ISO-NE continues to prop up fossil fuels
In a Jan. 3 op-ed, Gordon van Welie writes, “Getting to a power system that runs on primarily clean energy isn’t as simple as flipping a switch.” That’s especially true with the Independent System Operator of New England operating the controls. While van Welie, ISO-NE president and CEO, is right that New England’s energy future is in the wind and sun, he fails to fully acknowledge the role that ISO-NE has played so far in stifling and delaying the region’s transition to cheaper and cleaner energy.
Instead of giving New England the green light for our clean energy revolution, under van Welie’s leadership, ISO-NE has sent us on a detour. The region’s not-for-profit grid operator and market administrator has repeatedly attempted to artificially prop up fossil fuels — the same fossil fuel resources that failed grids nationwide during the recent cold snap — and prevent lower-cost providers of renewable energy and battery storage from competing on a fair footing. The result of ISO-NE’s obstruction?
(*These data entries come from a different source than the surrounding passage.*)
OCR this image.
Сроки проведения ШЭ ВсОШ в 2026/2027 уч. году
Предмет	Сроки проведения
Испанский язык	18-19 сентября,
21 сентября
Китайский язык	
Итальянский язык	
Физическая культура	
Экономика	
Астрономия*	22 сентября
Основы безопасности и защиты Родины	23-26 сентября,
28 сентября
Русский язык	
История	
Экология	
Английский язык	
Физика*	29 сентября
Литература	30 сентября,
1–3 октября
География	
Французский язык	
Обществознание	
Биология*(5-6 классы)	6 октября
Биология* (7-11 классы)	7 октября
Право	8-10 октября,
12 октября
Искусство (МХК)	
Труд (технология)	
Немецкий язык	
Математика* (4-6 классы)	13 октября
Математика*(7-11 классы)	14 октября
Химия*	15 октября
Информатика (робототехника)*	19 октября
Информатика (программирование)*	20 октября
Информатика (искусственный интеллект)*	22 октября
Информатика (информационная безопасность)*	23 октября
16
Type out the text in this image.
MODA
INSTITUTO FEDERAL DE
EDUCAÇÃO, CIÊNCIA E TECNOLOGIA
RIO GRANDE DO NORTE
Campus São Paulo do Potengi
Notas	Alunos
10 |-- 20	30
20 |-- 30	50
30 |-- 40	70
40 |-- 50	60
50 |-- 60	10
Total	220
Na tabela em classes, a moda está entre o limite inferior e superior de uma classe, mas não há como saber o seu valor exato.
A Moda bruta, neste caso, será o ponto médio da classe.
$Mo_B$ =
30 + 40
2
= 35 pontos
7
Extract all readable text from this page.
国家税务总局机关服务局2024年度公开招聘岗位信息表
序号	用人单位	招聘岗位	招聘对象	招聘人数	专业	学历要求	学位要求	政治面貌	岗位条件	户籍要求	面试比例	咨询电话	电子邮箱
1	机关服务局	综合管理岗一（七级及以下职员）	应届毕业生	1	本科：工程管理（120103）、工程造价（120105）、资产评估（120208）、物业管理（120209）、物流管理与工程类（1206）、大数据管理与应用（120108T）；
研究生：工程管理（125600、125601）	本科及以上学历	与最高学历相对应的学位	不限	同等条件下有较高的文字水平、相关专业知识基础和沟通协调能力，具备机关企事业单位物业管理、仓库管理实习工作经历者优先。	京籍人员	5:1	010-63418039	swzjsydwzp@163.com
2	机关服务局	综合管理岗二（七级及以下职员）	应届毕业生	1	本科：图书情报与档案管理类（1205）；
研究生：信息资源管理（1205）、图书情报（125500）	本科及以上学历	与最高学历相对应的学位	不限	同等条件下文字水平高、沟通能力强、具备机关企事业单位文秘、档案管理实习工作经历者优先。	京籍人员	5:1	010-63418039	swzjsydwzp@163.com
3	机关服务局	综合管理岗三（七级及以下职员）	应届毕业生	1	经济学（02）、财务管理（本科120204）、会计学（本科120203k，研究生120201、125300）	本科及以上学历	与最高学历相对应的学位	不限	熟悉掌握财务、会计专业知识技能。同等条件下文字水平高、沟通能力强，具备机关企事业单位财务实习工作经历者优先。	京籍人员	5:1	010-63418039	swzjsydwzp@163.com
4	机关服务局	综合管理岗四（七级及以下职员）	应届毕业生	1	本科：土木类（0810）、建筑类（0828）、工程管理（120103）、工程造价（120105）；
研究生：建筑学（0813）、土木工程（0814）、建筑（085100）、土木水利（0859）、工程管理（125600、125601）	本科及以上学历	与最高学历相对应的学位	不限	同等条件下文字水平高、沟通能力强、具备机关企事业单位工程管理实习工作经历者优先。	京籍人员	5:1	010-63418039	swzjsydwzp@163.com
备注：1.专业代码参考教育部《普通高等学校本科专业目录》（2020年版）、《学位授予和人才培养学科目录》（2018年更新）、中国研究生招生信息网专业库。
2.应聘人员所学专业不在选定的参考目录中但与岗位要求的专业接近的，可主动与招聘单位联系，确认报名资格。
Keeping pricey dirty energy on the grid and cheap clean energy off.
Van Welie argues that we will need to rely on fossil fuels “until long-duration storage technologies take hold.” The truth is, energy storage does currently exist, and it’s improving system reliability during California’s heat waves and here in Massachusetts on the Outer Cape.
Instead of making excuses, ISO-NE should play a leading role in establishing benchmarks for how our grid can improve and expand in order to provide reliable service. The time for change is now, not when ISO-NE gets around to it.
Senator Edward J. Markey
Flip the switch to more climate-friendly operation of the power grid
The op-ed by ISO-NE president and CEO Gordon van Welie (“A clean energy power system isn’t as simple as flipping a switch”) is an attempt to move attention away from the shortcomings of his leadership at the ratepayer-funded organization that manages our electric grid. While he points out the problems with offshore wind projects authorized by the Massachusetts Legislature, he neglects to mention that the state is mandating offshore wind projects to bypass ISO-NE. Van Welie’s organization for the last six years has used a regulation called the “minimum offer price rule” (MOPR) to block new wind and solar projects.
Van Welie says that less than 1 percent of New England’s electric grid is powered by oil and coal, neglecting to mention that natural gas, the burning of which produces vast amounts of carbon dioxide, still provides 53 percent of our electric power (less than 5 percent is generated by wind). These percentages have remained stable for years because of MOPR, which unfairly protects natural gas power plants from competition.
Nor does he mention that in May, against the opposition of Massachusetts Senators Edward J. Markey and Elizabeth Warren, ISO-NE extended MOPR for two more years. Clearly, a significant step toward “a clean energy power system” would be to bring in new, more climate-friendly leadership at ISO-NE.
The writer is a member of the consumer group Fix the Grid.